Updated

A 15-year-old boy was charged as an adult Tuesday with two counts of murder in the strangling of his adoptive parents — a jail psychologist and a clinic physician's assistant whose bodies were found stuffed in the trunk of the family car.

Moses Kamin appeared in Superior Court for an arraignment that was continued to Wednesday, when he's expected to be assigned a lawyer. He did not enter a plea.

The teenager was arrested over the weekend after police performed a welfare check of his Oakland home prompted when co-workers said Robert Kamin didn't show up for work Friday, the Oakland Tribune reported (http://bit.ly/yoGiZ8 ).

The couple couldn't have children of their own, so they wanted to help a child who'd had a rough start in life, the victim's brother Bruce Kamin told the San Francisco Chronicle (http://bit.ly/y6LOgs).

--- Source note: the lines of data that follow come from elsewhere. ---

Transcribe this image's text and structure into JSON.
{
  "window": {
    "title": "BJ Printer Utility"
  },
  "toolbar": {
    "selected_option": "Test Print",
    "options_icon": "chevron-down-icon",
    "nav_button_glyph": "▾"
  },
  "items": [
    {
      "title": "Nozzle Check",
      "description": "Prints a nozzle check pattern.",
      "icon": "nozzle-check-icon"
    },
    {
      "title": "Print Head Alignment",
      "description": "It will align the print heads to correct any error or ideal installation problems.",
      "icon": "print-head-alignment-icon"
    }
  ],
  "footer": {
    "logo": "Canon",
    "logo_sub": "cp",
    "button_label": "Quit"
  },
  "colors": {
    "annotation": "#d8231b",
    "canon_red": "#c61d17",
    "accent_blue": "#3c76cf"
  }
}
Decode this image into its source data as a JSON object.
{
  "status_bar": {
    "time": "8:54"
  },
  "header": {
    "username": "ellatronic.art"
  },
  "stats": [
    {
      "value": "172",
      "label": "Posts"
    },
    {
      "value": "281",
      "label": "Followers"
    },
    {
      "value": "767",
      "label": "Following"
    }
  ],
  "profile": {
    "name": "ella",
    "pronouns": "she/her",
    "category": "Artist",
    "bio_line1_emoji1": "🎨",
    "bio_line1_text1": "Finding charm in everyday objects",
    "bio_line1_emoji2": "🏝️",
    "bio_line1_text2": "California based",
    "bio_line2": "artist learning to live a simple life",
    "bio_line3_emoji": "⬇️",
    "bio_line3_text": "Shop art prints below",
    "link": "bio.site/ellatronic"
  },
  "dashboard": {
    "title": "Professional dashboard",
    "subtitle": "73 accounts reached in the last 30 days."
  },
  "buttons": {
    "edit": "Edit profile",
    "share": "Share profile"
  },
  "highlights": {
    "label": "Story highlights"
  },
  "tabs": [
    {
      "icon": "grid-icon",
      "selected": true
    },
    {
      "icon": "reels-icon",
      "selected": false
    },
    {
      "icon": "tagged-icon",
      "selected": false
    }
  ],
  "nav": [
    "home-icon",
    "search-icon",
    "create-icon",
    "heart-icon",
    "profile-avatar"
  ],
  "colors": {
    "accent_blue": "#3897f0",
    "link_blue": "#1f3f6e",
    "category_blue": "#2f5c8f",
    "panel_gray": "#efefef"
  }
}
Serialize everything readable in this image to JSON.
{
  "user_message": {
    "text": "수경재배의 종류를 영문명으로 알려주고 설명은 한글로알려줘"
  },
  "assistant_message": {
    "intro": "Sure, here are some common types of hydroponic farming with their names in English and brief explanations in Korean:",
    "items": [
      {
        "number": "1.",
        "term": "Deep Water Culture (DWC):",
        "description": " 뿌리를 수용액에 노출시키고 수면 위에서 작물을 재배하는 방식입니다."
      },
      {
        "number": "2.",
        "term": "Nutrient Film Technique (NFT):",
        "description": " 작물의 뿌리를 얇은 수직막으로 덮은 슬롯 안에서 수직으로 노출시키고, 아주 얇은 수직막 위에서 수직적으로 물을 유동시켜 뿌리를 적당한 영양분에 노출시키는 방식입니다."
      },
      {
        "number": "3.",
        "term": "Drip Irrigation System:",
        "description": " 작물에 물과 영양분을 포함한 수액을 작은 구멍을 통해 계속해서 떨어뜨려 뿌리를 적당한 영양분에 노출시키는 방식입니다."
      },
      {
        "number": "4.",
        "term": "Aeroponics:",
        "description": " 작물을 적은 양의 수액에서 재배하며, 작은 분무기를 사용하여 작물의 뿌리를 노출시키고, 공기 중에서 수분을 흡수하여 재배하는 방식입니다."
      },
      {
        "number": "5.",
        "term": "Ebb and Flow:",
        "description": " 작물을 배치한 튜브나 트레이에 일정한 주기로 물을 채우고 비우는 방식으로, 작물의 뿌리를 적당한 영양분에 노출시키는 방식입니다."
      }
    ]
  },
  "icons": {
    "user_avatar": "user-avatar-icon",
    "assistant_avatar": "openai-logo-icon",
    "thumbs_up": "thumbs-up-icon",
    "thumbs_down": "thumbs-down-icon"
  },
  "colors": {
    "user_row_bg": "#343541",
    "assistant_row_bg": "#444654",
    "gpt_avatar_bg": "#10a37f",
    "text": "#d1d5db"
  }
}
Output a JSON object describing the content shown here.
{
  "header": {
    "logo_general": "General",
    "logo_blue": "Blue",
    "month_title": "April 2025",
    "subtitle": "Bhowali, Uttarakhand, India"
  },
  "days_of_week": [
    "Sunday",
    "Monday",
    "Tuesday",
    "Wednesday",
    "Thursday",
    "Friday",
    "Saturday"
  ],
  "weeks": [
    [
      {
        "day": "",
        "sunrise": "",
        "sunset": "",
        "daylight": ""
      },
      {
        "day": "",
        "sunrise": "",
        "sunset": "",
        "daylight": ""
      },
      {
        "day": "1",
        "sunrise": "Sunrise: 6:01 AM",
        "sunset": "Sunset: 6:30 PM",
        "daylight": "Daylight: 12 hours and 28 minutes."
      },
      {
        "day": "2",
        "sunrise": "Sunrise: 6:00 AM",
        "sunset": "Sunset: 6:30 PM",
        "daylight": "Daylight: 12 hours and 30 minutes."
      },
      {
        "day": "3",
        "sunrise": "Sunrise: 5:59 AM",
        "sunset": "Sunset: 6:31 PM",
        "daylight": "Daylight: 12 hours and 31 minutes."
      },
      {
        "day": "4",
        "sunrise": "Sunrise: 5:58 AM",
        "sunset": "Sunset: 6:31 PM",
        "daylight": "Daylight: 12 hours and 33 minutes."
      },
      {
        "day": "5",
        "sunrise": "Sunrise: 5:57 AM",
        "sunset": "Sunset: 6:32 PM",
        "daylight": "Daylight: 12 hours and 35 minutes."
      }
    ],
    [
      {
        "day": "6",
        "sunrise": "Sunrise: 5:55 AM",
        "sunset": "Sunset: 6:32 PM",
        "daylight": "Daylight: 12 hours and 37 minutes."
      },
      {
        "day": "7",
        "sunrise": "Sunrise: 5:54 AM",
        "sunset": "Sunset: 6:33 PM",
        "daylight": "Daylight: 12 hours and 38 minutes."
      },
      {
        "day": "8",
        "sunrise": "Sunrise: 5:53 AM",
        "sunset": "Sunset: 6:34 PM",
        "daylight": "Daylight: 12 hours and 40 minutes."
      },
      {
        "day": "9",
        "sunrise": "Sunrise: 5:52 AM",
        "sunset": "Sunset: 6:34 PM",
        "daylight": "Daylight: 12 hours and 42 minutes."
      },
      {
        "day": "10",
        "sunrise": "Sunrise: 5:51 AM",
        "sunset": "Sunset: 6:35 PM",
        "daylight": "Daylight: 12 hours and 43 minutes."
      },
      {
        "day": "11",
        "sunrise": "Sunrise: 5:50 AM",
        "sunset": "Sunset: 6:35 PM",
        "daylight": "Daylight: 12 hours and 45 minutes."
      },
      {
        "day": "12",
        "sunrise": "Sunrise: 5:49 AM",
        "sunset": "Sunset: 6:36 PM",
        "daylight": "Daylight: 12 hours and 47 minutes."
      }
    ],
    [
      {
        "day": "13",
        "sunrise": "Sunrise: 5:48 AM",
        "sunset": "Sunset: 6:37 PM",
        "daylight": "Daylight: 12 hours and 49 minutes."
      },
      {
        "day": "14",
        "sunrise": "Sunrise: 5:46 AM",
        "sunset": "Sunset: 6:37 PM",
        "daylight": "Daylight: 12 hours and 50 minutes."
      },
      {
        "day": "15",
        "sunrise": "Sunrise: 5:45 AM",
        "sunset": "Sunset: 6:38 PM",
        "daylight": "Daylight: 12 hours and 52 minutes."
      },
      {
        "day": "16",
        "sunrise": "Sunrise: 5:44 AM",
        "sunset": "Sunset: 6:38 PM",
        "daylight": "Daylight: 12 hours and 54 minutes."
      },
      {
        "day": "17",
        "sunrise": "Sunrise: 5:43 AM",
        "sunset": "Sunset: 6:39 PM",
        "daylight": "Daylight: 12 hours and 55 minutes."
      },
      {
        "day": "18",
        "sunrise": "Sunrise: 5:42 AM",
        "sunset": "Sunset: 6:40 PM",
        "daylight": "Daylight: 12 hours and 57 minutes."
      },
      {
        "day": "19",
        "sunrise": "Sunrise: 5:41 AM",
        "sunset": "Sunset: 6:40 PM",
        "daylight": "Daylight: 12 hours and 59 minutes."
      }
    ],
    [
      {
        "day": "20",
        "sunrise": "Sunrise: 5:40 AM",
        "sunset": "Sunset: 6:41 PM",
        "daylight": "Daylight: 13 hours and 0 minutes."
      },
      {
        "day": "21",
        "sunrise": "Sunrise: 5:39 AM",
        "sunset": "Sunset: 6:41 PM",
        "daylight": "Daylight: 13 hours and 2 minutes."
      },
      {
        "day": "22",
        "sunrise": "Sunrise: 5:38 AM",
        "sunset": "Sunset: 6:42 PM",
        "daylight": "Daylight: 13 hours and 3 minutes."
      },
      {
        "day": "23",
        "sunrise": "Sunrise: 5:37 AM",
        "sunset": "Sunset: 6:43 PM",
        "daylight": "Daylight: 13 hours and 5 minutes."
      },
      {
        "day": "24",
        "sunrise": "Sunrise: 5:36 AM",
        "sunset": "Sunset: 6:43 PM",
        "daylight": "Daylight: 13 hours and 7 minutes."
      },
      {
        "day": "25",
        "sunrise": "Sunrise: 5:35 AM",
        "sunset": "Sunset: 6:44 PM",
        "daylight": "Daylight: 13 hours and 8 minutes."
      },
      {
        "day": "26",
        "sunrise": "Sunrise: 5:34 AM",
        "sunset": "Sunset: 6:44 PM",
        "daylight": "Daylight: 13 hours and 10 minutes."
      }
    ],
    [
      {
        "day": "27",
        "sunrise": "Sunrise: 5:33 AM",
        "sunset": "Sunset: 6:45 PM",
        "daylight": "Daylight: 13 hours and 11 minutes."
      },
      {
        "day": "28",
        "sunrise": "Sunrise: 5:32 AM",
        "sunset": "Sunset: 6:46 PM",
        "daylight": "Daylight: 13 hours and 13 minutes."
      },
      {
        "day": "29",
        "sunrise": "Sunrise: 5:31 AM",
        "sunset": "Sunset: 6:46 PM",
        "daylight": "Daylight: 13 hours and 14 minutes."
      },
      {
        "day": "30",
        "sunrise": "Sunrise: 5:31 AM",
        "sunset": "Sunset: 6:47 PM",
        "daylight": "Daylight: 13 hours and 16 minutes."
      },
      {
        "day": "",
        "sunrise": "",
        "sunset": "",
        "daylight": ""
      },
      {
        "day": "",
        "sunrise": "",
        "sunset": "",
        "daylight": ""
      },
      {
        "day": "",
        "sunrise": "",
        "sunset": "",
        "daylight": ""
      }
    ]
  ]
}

"Bob's strength was dealing with people in jail, who are in terrible situations and very demanding," Bruce Kamin said. "It's too bad that his own son couldn't benefit from that."

Officers found the bodies of Kamin, 54, and Susan Poff, 50, under blankets in the back of a PT Cruiser parked outside their house in the city's Lake Merritt district. Investigators believe the teenager had tried unsuccessfully to set the car ablaze.

Moses Kamin was arrested the next day after police said he gave a confession.

Officer Phong Tran told the Tribune the boy may have been motivated by tension with his parents over his two recent suspensions from school. He may have feared being disciplined for his latest suspension on Wednesday, Tran said.

Moses, who has a black belt in karate, first strangled his mother Thursday after the two got into an argument about the suspension, police said. He then stashed her body and waited for his father to come home from work and attacked him from behind, they said.

Kamin, a psychologist for the San Francisco jail system, and Poff, who treated homeless patients at San Francisco's Housing and Urban Health Clinic, adopted the boy in 2002.